Friday, April 20, 2007

The Trend Toward Reconsideration of Mandatory Sentencing

While preparing my Commission's monthly newsletter, I happened across several recent news stories that collectively suggest the emergence of an apparent national trend toward a serious reconsideration of mandatory sentencing for drug crimes. Consider the following:

  • Massachusetts: According this story in the Boston Herald published on April 15, 2007, Gov. Deval Patrick has launched a comprehensive review of the state’s mandatory sentencing laws as officials say giving judges the discretion to impose minimum sentences may help them offer incentives to convicts to participate in rehabilitation programs, according to a report published Sunday. Administration officials say the mandatory minimum sentences drive up the cost of corrections and deny judges the discretion to order the release of prisoners on good behavior, the Boston Sunday Globe reported.

  • Minnesota: This April 7th story discusses a report issued by Minnesota's highly-regarded sentencing commission asserting that the state's drug laws might be too harsh and the state should consider reducing prison terms for users and small-time dealers. The provocative stance from the Minnesota Sentencing Guidelines Commission would have been improbable a decade ago, when politicians and prosecutors often spoke about zero tolerance and a "war on drugs." According to the article, "the idea of reforming drug laws, including the possibility of reducing recommended sentences for certain offenses, has been gaining traction among lawmakers, judges and prosecutors. The sentencing commission put forward a proposal that would cut recommended sentences on some drug offenses nearly in half. First-degree offenders convicted for the first time could see recommended sentences reduced from seven years to four years. A bill that passed the state Senate last month includes a provision ordering a drug-sentencing study. The review would be done next year and could include new sentencing guidelines that would automatically take effect unless lawmakers act to block them.

  • New York: Yesterday, my old hometown newspaper, the Albany (N.Y.) Times-Union, reported in this story that the Assembly voted Wednesday to further change New York's strict Rockefeller Drug Laws. The legislation would increase judicial discretion to order treatment and probation instead of prison for some first- and second-time drug offenders. Others convicted of certain felonies could request resentencing. Excluded are those convicted of violent crimes or sales to children."The opposition will say we are soft on crime," said Jeffrion Aubrey, D-Queens, who hairs the Assembly Committee on Correction. "But we understand the revolving door of criminal justice and we want to shut that door." The Senate supported substantial changes in the past, said Mark Hanson, a spokesman for Senate Majority Leader Joseph L. Bruno, "and we will take a look at the Assembly bill."

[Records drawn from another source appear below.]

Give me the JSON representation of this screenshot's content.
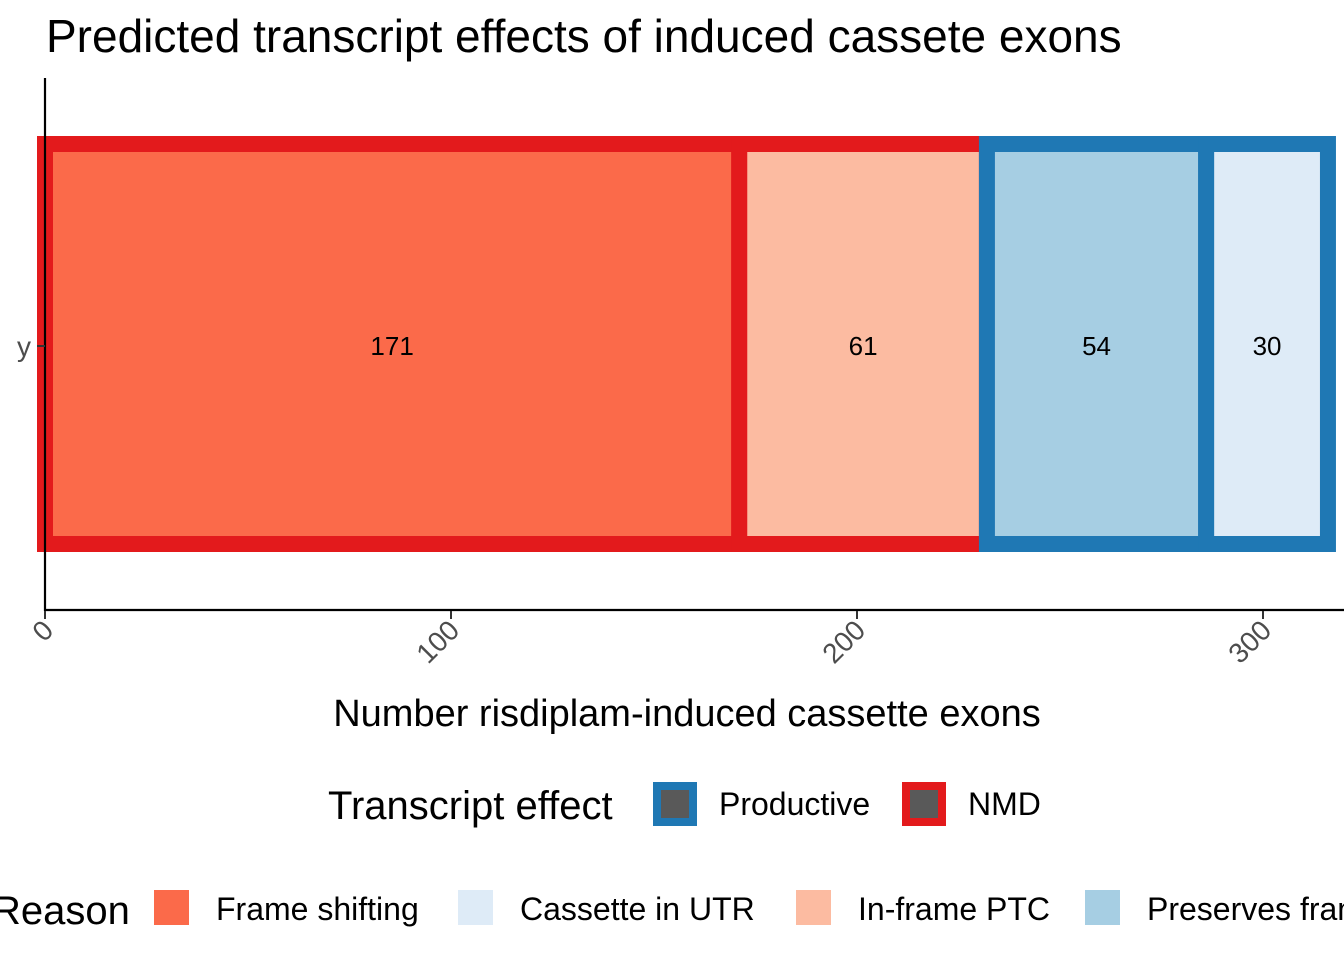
{
  "chart_data": {
    "type": "bar",
    "orientation": "horizontal",
    "stacked": true,
    "title": "Predicted transcript effects of induced cassete exons",
    "xlabel": "Number risdiplam-induced cassette exons",
    "ylabel": "",
    "category": "y",
    "xlim": [
      0,
      316
    ],
    "x_ticks": [
      0,
      100,
      200,
      300
    ],
    "grid": false,
    "segments": [
      {
        "reason": "Frame shifting",
        "effect": "NMD",
        "value": 171,
        "label": "171"
      },
      {
        "reason": "In-frame PTC",
        "effect": "NMD",
        "value": 61,
        "label": "61"
      },
      {
        "reason": "Preserves frame",
        "effect": "Productive",
        "value": 54,
        "label": "54"
      },
      {
        "reason": "Cassette in UTR",
        "effect": "Productive",
        "value": 30,
        "label": "30"
      }
    ],
    "legend_effect": {
      "title": "Transcript effect",
      "placement": "bottom",
      "items": [
        {
          "name": "Productive",
          "color": "#1f78b4"
        },
        {
          "name": "NMD",
          "color": "#e31a1c"
        }
      ]
    },
    "legend_reason": {
      "title": "Reason",
      "placement": "bottom",
      "items": [
        {
          "name": "Frame shifting",
          "color": "#fb6a4a"
        },
        {
          "name": "Cassette in UTR",
          "color": "#deebf7"
        },
        {
          "name": "In-frame PTC",
          "color": "#fcbba1"
        },
        {
          "name": "Preserves frame",
          "color": "#a6cee3"
        }
      ]
    },
    "legend_key_fill": "#595959"
  }
}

  • Maryland: This February story in the Baltimore Sun published on February 27, 2007, discusses how the Maryland legislature is considering a bill that would repeal some of the state's mandatory-minimum sentencing laws regarding drug offenses. Maryland elected officials have acknowledged that drug use is a public health problem, and, as a result, the state has offered more treatment options to low-level offenders. The proposed legislation seeks to allow judges discretion in sentencing repeat offenders who commit certain drug crimes. Repealing the minimum-sentencing laws would allow judges to require treatment, particularly in the case of a low-level dealer who sells drugs to support an addiction, said Del. Curtis S. Anderson, a Baltimore Democrat.

If any reader if aware of similar initiatives elsewhere, I'd be only too happy to supplement the above list in future posts. Have a great weekend!